Per Giovanni Minoli, la Rai è l’ultimo «fortino catto-comunista»
25/06/2018 di Redazione
Tempi di nomine in Rai, tempi di campagna elettorale per chi si è candidato al cda del servizio pubblico. È il caso di Giovanni Minoli che ha parlato, in un’intervista a Libero, di «Rai cattocomunista» e ultimo fortino per una certa parte politica che, in Italia, sembra ormai scomparsa. Il giornalista non nasconde la sua ambizione di diventare direttore generale («anche un membro del cda può ambire a quel ruolo») e illustra la sua idea di Raivoluzione, ovvero di cambiamento strutturale del servizio pubblico.
LEGGI ANCHE > La nuova Rai targata M5S-Lega con Travaglio al TG1 e Gabanelli presidente
Rai cattocomunista, come si fa la rivoluzione del servizio pubblico
Giovanni Minoli ha le idee chiare: sottolinea come la Rai sia completamente da rivedere, facendo del Made in Italy e dei prodotti di qualità i punti forti del servizio pubblico. «I Tg, così come sono stati pensati – ha detto Minoli – non sono più efficaci: servono fasce all news come Sky Tg 24 o RaiNews24: il telegiornale dovrebbe diventare un approfondimento di 10 minuti all’interno di queste fasce. Se restano così, non si va da nessuna parte e non fanno altro che assecondare delle logiche di lottizzazione care alla politica».

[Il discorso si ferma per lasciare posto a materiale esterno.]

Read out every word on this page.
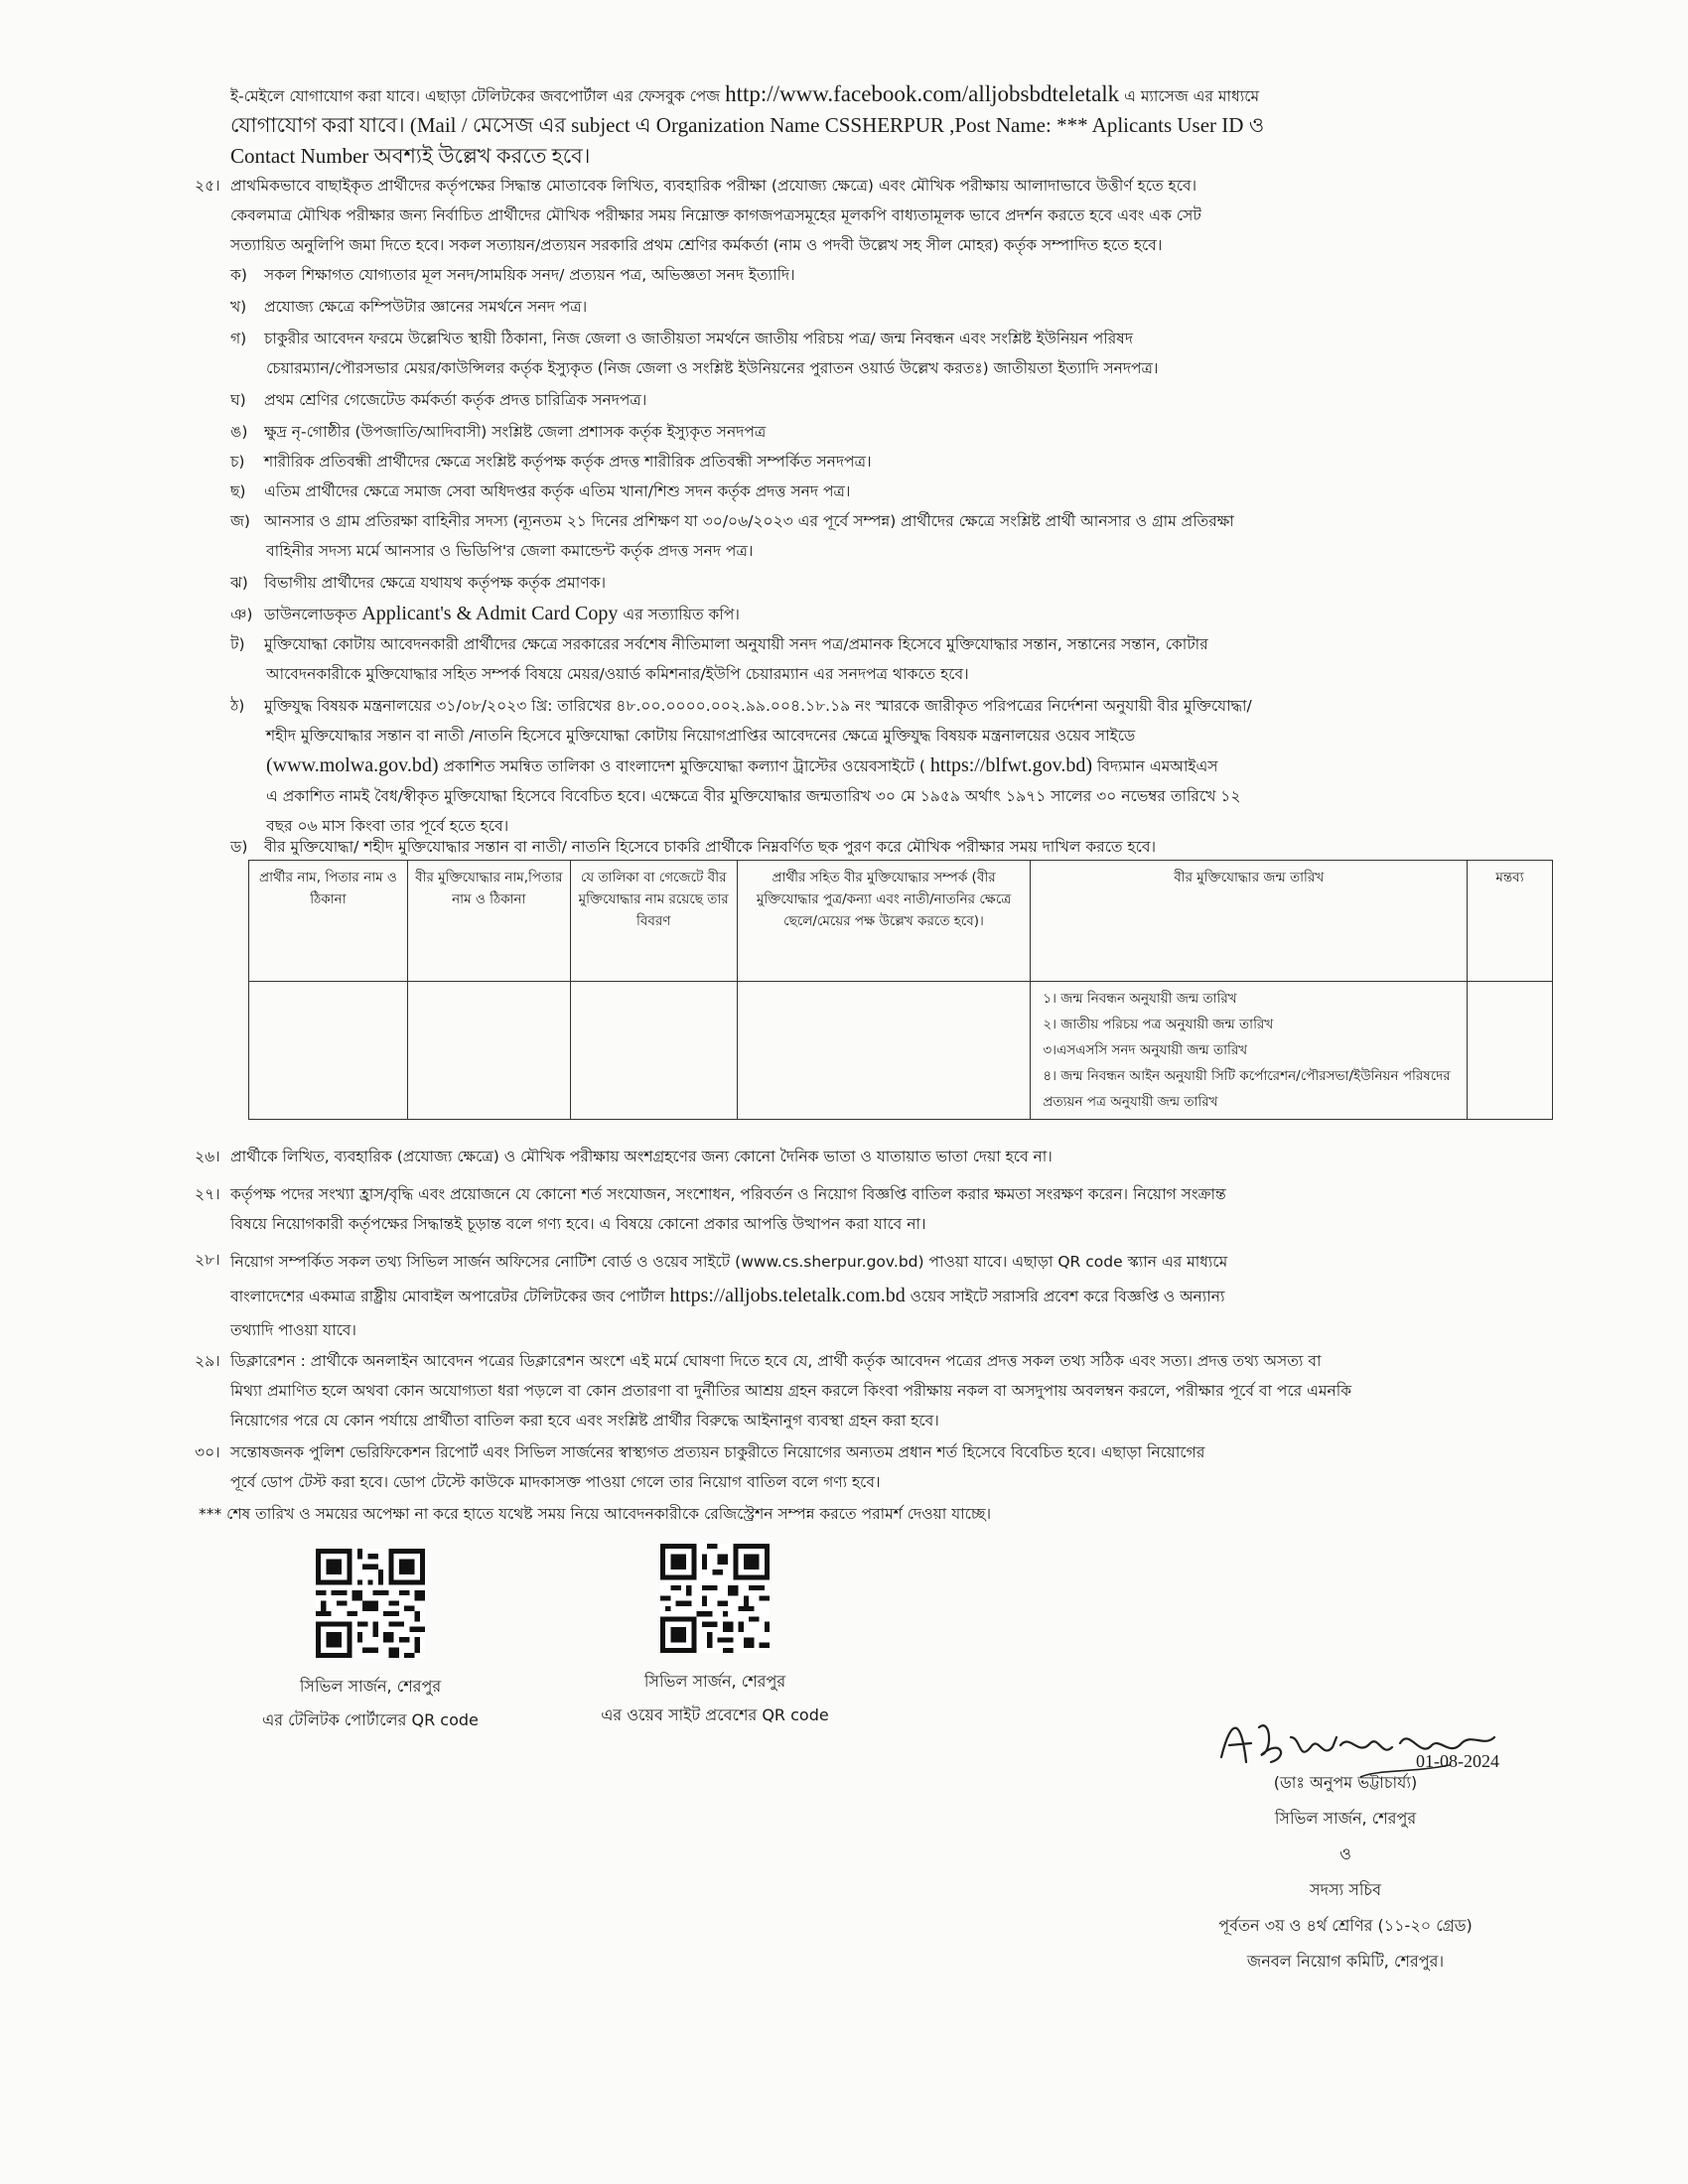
ই-মেইলে যোগাযোগ করা যাবে। এছাড়া টেলিটকের জবপোর্টাল এর ফেসবুক পেজ http://www.facebook.com/alljobsbdteletalk এ ম্যাসেজ এর মাধ্যমে
যোগাযোগ করা যাবে। (Mail / মেসেজ এর subject এ Organization Name CSSHERPUR ,Post Name: *** Aplicants User ID ও
Contact Number অবশ্যই উল্লেখ করতে হবে।
২৫। প্রাথমিকভাবে বাছাইকৃত প্রার্থীদের কর্তৃপক্ষের সিদ্ধান্ত মোতাবেক লিখিত, ব্যবহারিক পরীক্ষা (প্রযোজ্য ক্ষেত্রে) এবং মৌখিক পরীক্ষায় আলাদাভাবে উত্তীর্ণ হতে হবে।
কেবলমাত্র মৌখিক পরীক্ষার জন্য নির্বাচিত প্রার্থীদের মৌখিক পরীক্ষার সময় নিম্নোক্ত কাগজপত্রসমূহের মূলকপি বাধ্যতামূলক ভাবে প্রদর্শন করতে হবে এবং এক সেট
সত্যায়িত অনুলিপি জমা দিতে হবে। সকল সত্যায়ন/প্রত্যয়ন সরকারি প্রথম শ্রেণির কর্মকর্তা (নাম ও পদবী উল্লেখ সহ সীল মোহর) কর্তৃক সম্পাদিত হতে হবে।
ক) সকল শিক্ষাগত যোগ্যতার মূল সনদ/সাময়িক সনদ/ প্রত্যয়ন পত্র, অভিজ্ঞতা সনদ ইত্যাদি।
খ) প্রযোজ্য ক্ষেত্রে কম্পিউটার জ্ঞানের সমর্থনে সনদ পত্র।
গ) চাকুরীর আবেদন ফরমে উল্লেখিত স্থায়ী ঠিকানা, নিজ জেলা ও জাতীয়তা সমর্থনে জাতীয় পরিচয় পত্র/ জন্ম নিবন্ধন এবং সংশ্লিষ্ট ইউনিয়ন পরিষদ
চেয়ারম্যান/পৌরসভার মেয়র/কাউন্সিলর কর্তৃক ইস্যুকৃত (নিজ জেলা ও সংশ্লিষ্ট ইউনিয়নের পুরাতন ওয়ার্ড উল্লেখ করতঃ) জাতীয়তা ইত্যাদি সনদপত্র।
ঘ) প্রথম শ্রেণির গেজেটেড কর্মকর্তা কর্তৃক প্রদত্ত চারিত্রিক সনদপত্র।
ঙ) ক্ষুদ্র নৃ-গোষ্ঠীর (উপজাতি/আদিবাসী) সংশ্লিষ্ট জেলা প্রশাসক কর্তৃক ইস্যুকৃত সনদপত্র
চ) শারীরিক প্রতিবন্ধী প্রার্থীদের ক্ষেত্রে সংশ্লিষ্ট কর্তৃপক্ষ কর্তৃক প্রদত্ত শারীরিক প্রতিবন্ধী সম্পর্কিত সনদপত্র।
ছ) এতিম প্রার্থীদের ক্ষেত্রে সমাজ সেবা অধিদপ্তর কর্তৃক এতিম খানা/শিশু সদন কর্তৃক প্রদত্ত সনদ পত্র।
জ) আনসার ও গ্রাম প্রতিরক্ষা বাহিনীর সদস্য (ন্যূনতম ২১ দিনের প্রশিক্ষণ যা ৩০/০৬/২০২৩ এর পূর্বে সম্পন্ন) প্রার্থীদের ক্ষেত্রে সংশ্লিষ্ট প্রার্থী আনসার ও গ্রাম প্রতিরক্ষা
বাহিনীর সদস্য মর্মে আনসার ও ভিডিপি'র জেলা কমান্ডেন্ট কর্তৃক প্রদত্ত সনদ পত্র।
ঝ) বিভাগীয় প্রার্থীদের ক্ষেত্রে যথাযথ কর্তৃপক্ষ কর্তৃক প্রমাণক।
ঞ) ডাউনলোডকৃত Applicant's & Admit Card Copy এর সত্যায়িত কপি।
ট) মুক্তিযোদ্ধা কোটায় আবেদনকারী প্রার্থীদের ক্ষেত্রে সরকারের সর্বশেষ নীতিমালা অনুযায়ী সনদ পত্র/প্রমানক হিসেবে মুক্তিযোদ্ধার সন্তান, সন্তানের সন্তান, কোটার
আবেদনকারীকে মুক্তিযোদ্ধার সহিত সম্পর্ক বিষয়ে মেয়র/ওয়ার্ড কমিশনার/ইউপি চেয়ারম্যান এর সনদপত্র থাকতে হবে।
ঠ) মুক্তিযুদ্ধ বিষয়ক মন্ত্রনালয়ের ৩১/০৮/২০২৩ খ্রি: তারিখের ৪৮.০০.০০০০.০০২.৯৯.০০৪.১৮.১৯ নং স্মারকে জারীকৃত পরিপত্রের নির্দেশনা অনুযায়ী বীর মুক্তিযোদ্ধা/
শহীদ মুক্তিযোদ্ধার সন্তান বা নাতী /নাতনি হিসেবে মুক্তিযোদ্ধা কোটায় নিয়োগপ্রাপ্তির আবেদনের ক্ষেত্রে মুক্তিযুদ্ধ বিষয়ক মন্ত্রনালয়ের ওয়েব সাইডে
(www.molwa.gov.bd) প্রকাশিত সমন্বিত তালিকা ও বাংলাদেশ মুক্তিযোদ্ধা কল্যাণ ট্রাস্টের ওয়েবসাইটে ( https://blfwt.gov.bd) বিদ্যমান এমআইএস
এ প্রকাশিত নামই বৈধ/স্বীকৃত মুক্তিযোদ্ধা হিসেবে বিবেচিত হবে। এক্ষেত্রে বীর মুক্তিযোদ্ধার জন্মতারিখ ৩০ মে ১৯৫৯ অর্থাৎ ১৯৭১ সালের ৩০ নভেম্বর তারিখে ১২
বছর ০৬ মাস কিংবা তার পূর্বে হতে হবে।
ড) বীর মুক্তিযোদ্ধা/ শহীদ মুক্তিযোদ্ধার সন্তান বা নাতী/ নাতনি হিসেবে চাকরি প্রার্থীকে নিম্নবর্ণিত ছক পুরণ করে মৌখিক পরীক্ষার সময় দাখিল করতে হবে।
প্রার্থীর নাম, পিতার নাম ও ঠিকানা	বীর মুক্তিযোদ্ধার নাম,পিতার নাম ও ঠিকানা	যে তালিকা বা গেজেটে বীর মুক্তিযোদ্ধার নাম রয়েছে তার বিবরণ	প্রার্থীর সহিত বীর মুক্তিযোদ্ধার সম্পর্ক (বীর মুক্তিযোদ্ধার পুত্র/কন্যা এবং নাতী/নাতনির ক্ষেত্রে ছেলে/মেয়ের পক্ষ উল্লেখ করতে হবে)।	বীর মুক্তিযোদ্ধার জন্ম তারিখ	মন্তব্য

				১। জন্ম নিবন্ধন অনুযায়ী জন্ম তারিখ
২। জাতীয় পরিচয় পত্র অনুযায়ী জন্ম তারিখ
৩।এসএসসি সনদ অনুযায়ী জন্ম তারিখ
৪। জন্ম নিবন্ধন আইন অনুযায়ী সিটি কর্পোরেশন/পৌরসভা/ইউনিয়ন পরিষদের প্রত্যয়ন পত্র অনুযায়ী জন্ম তারিখ	

২৬। প্রার্থীকে লিখিত, ব্যবহারিক (প্রযোজ্য ক্ষেত্রে) ও মৌখিক পরীক্ষায় অংশগ্রহণের জন্য কোনো দৈনিক ভাতা ও যাতায়াত ভাতা দেয়া হবে না।
২৭। কর্তৃপক্ষ পদের সংখ্যা হ্রাস/বৃদ্ধি এবং প্রয়োজনে যে কোনো শর্ত সংযোজন, সংশোধন, পরিবর্তন ও নিয়োগ বিজ্ঞপ্তি বাতিল করার ক্ষমতা সংরক্ষণ করেন। নিয়োগ সংক্রান্ত
বিষয়ে নিয়োগকারী কর্তৃপক্ষের সিদ্ধান্তই চূড়ান্ত বলে গণ্য হবে। এ বিষয়ে কোনো প্রকার আপত্তি উত্থাপন করা যাবে না।
২৮। নিয়োগ সম্পর্কিত সকল তথ্য সিভিল সার্জন অফিসের নোটিশ বোর্ড ও ওয়েব সাইটে (www.cs.sherpur.gov.bd) পাওয়া যাবে। এছাড়া QR code স্ক্যান এর মাধ্যমে
বাংলাদেশের একমাত্র রাষ্ট্রীয় মোবাইল অপারেটর টেলিটকের জব পোর্টাল https://alljobs.teletalk.com.bd ওয়েব সাইটে সরাসরি প্রবেশ করে বিজ্ঞপ্তি ও অন্যান্য
তথ্যাদি পাওয়া যাবে।
২৯। ডিক্লারেশন : প্রার্থীকে অনলাইন আবেদন পত্রের ডিক্লারেশন অংশে এই মর্মে ঘোষণা দিতে হবে যে, প্রার্থী কর্তৃক আবেদন পত্রের প্রদত্ত সকল তথ্য সঠিক এবং সত্য। প্রদত্ত তথ্য অসত্য বা
মিথ্যা প্রমাণিত হলে অথবা কোন অযোগ্যতা ধরা পড়লে বা কোন প্রতারণা বা দুর্নীতির আশ্রয় গ্রহন করলে কিংবা পরীক্ষায় নকল বা অসদুপায় অবলম্বন করলে, পরীক্ষার পূর্বে বা পরে এমনকি
নিয়োগের পরে যে কোন পর্যায়ে প্রার্থীতা বাতিল করা হবে এবং সংশ্লিষ্ট প্রার্থীর বিরুদ্ধে আইনানুগ ব্যবস্থা গ্রহন করা হবে।
৩০। সন্তোষজনক পুলিশ ভেরিফিকেশন রিপোর্ট এবং সিভিল সার্জনের স্বাস্থ্যগত প্রত্যয়ন চাকুরীতে নিয়োগের অন্যতম প্রধান শর্ত হিসেবে বিবেচিত হবে। এছাড়া নিয়োগের
পূর্বে ডোপ টেস্ট করা হবে। ডোপ টেস্টে কাউকে মাদকাসক্ত পাওয়া গেলে তার নিয়োগ বাতিল বলে গণ্য হবে।
*** শেষ তারিখ ও সময়ের অপেক্ষা না করে হাতে যথেষ্ট সময় নিয়ে আবেদনকারীকে রেজিস্ট্রেশন সম্পন্ন করতে পরামর্শ দেওয়া যাচ্ছে।
সিভিল সার্জন, শেরপুর
এর টেলিটক পোর্টালের QR code
সিভিল সার্জন, শেরপুর
এর ওয়েব সাইট প্রবেশের QR code
01-08-2024
(ডাঃ অনুপম ভট্টাচার্য্য)
সিভিল সার্জন, শেরপুর
ও
সদস্য সচিব
পূর্বতন ৩য় ও ৪র্থ শ্রেণির (১১-২০ গ্রেড)
জনবল নিয়োগ কমিটি, শেরপুর।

Rai Cattocomunista, Minoli ha parlato con Salvini, Di Maio e Giorgetti
Insomma, Giovanni Minoli ci va giù pesante, parlando di Rai cattocomunista e ultimo baluardo di un certo tipo di politica. «Ho parlato sia con Matteo Salvini, sia con Luigi Di Maio della Rai – ha affermato Minoli -. Poi ho avuto modo di avere colloqui approfonditi anche con Giorgetti. La rivoluzione deve prendere l’indirizzo per il quale sono tutti d’accordo. Tuttavia, non so dire se, una volta dentro, si faranno affascinare dalle logiche spartitorie che hanno da sempre caratterizzato il servizio pubblico».
Una voce autorevole, dunque, pronta a parlare con i nuovi esponenti della politica per tirare fuori una nuova idea di televisione. «Ci vorrebbe un piano Solo – ha affermato Minoli – con 5mila esuberi sui 15mila dipendenti. Una sorta di rivoluzione: dobbiamo superare la burocrazia presente a Viale Mazzini».